CANADA - Farm-Scape: Episode 1605. Farm-Scape is a Wonderworks Canada production and is distributed courtesy of Manitoba Pork Council and Sask Pork.

Farm-Scape, Episode 1605

Manitoba Agriculture, Food and Rural Initiatives says cool summer temperatures have helped keep fusarium infection levels low in the province's cereal crops this year.

Fusarium is a fungal infection that affects several crops, including cereal grains. Fusarium graminearum is of particular concern because it produces a mycotoxin which, when fed to livestock, especially swine, reduces performance.

Provincial Plant Pathologist David Kaminski says fusarium levels have been low in all cereal grains this year in Manitoba, especially barley.

"The risk factors that lead to infection are the presence of the fungus, and we have enough of it here built up over the years that it's always going there in susceptible crops and all of our barley crops are quite susceptible, and the environmental conditions that favor infection.
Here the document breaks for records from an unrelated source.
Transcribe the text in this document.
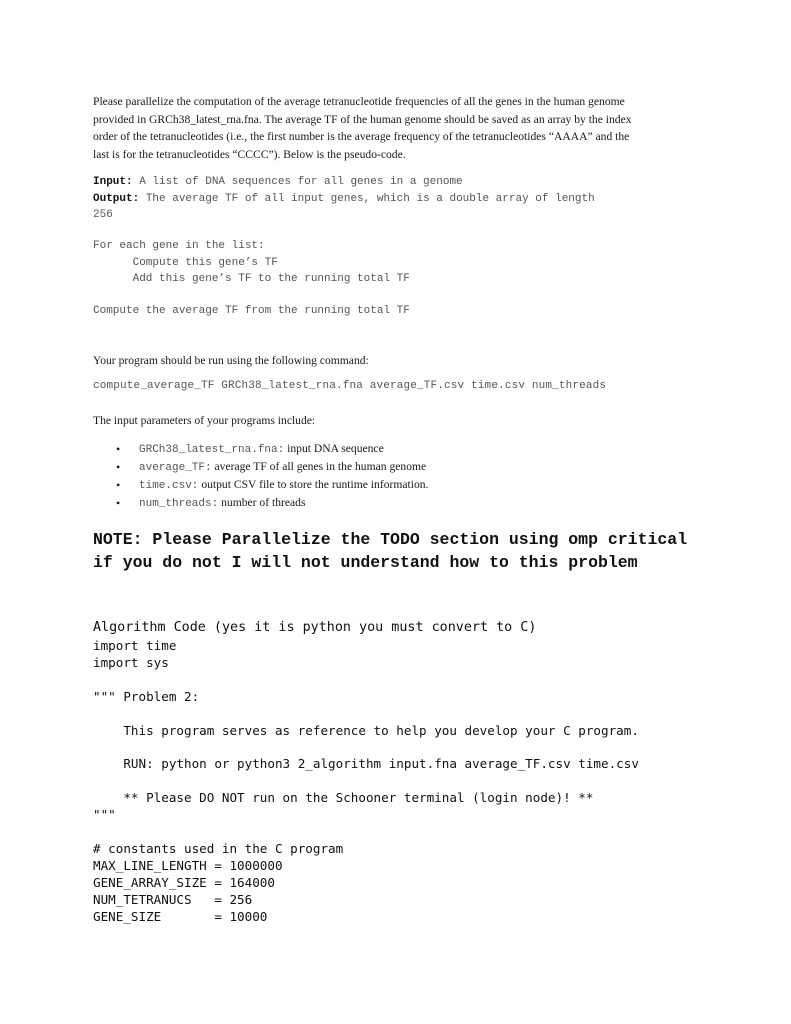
Please parallelize the computation of the average tetranucleotide frequencies of all the genes in the human genome
provided in GRCh38_latest_rna.fna. The average TF of the human genome should be saved as an array by the index
order of the tetranucleotides (i.e., the first number is the average frequency of the tetranucleotides “AAAA” and the
last is for the tetranucleotides “CCCC”). Below is the pseudo-code.
Input: A list of DNA sequences for all genes in a genome
Output: The average TF of all input genes, which is a double array of length
256
For each gene in the list:
Compute this gene’s TF
Add this gene’s TF to the running total TF
Compute the average TF from the running total TF
Your program should be run using the following command:
compute_average_TF GRCh38_latest_rna.fna average_TF.csv time.csv num_threads
The input parameters of your programs include:
• GRCh38_latest_rna.fna: input DNA sequence
• average_TF: average TF of all genes in the human genome
• time.csv: output CSV file to store the runtime information.
• num_threads: number of threads
NOTE: Please Parallelize the TODO section using omp critical if you do not I will not understand how to this problem
Algorithm Code (yes it is python you must convert to C)
import time
import sys

""" Problem 2:

This program serves as reference to help you develop your C program.

RUN: python or python3 2_algorithm input.fna average_TF.csv time.csv

** Please DO NOT run on the Schooner terminal (login node)! **
"""

# constants used in the C program
MAX_LINE_LENGTH = 1000000
GENE_ARRAY_SIZE = 164000
NUM_TETRANUCS   = 256
GENE_SIZE       = 10000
Those are heat and humidity that coincide with flowering of the crop. This year everybody realizes it has been very wet and at times quite humid but generally it has not been as warm as it usually is and often we find we're under the threshold for temperature for infection to develop when the crop is most sensitive.

It's still wise to have grain tested if it's going to be fed to animals because, of course, the tolerances for the major toxin are quite low.

Even though there are low levels of the disease out there, the amount of the toxin is not always very well correlated with the amount of disease in the field so it's still worth having a feed test done. "

Fusarium levels in Manitoba peaked in 2001 and 2002 before dropping off dramatically last year.

Kaminski says, while 2003 saw a lot of heat, there was no humidity from the middle of July on and that's what mitigated against the disease that year.

For Farmscape.Ca, I'm Bruce Cochrane.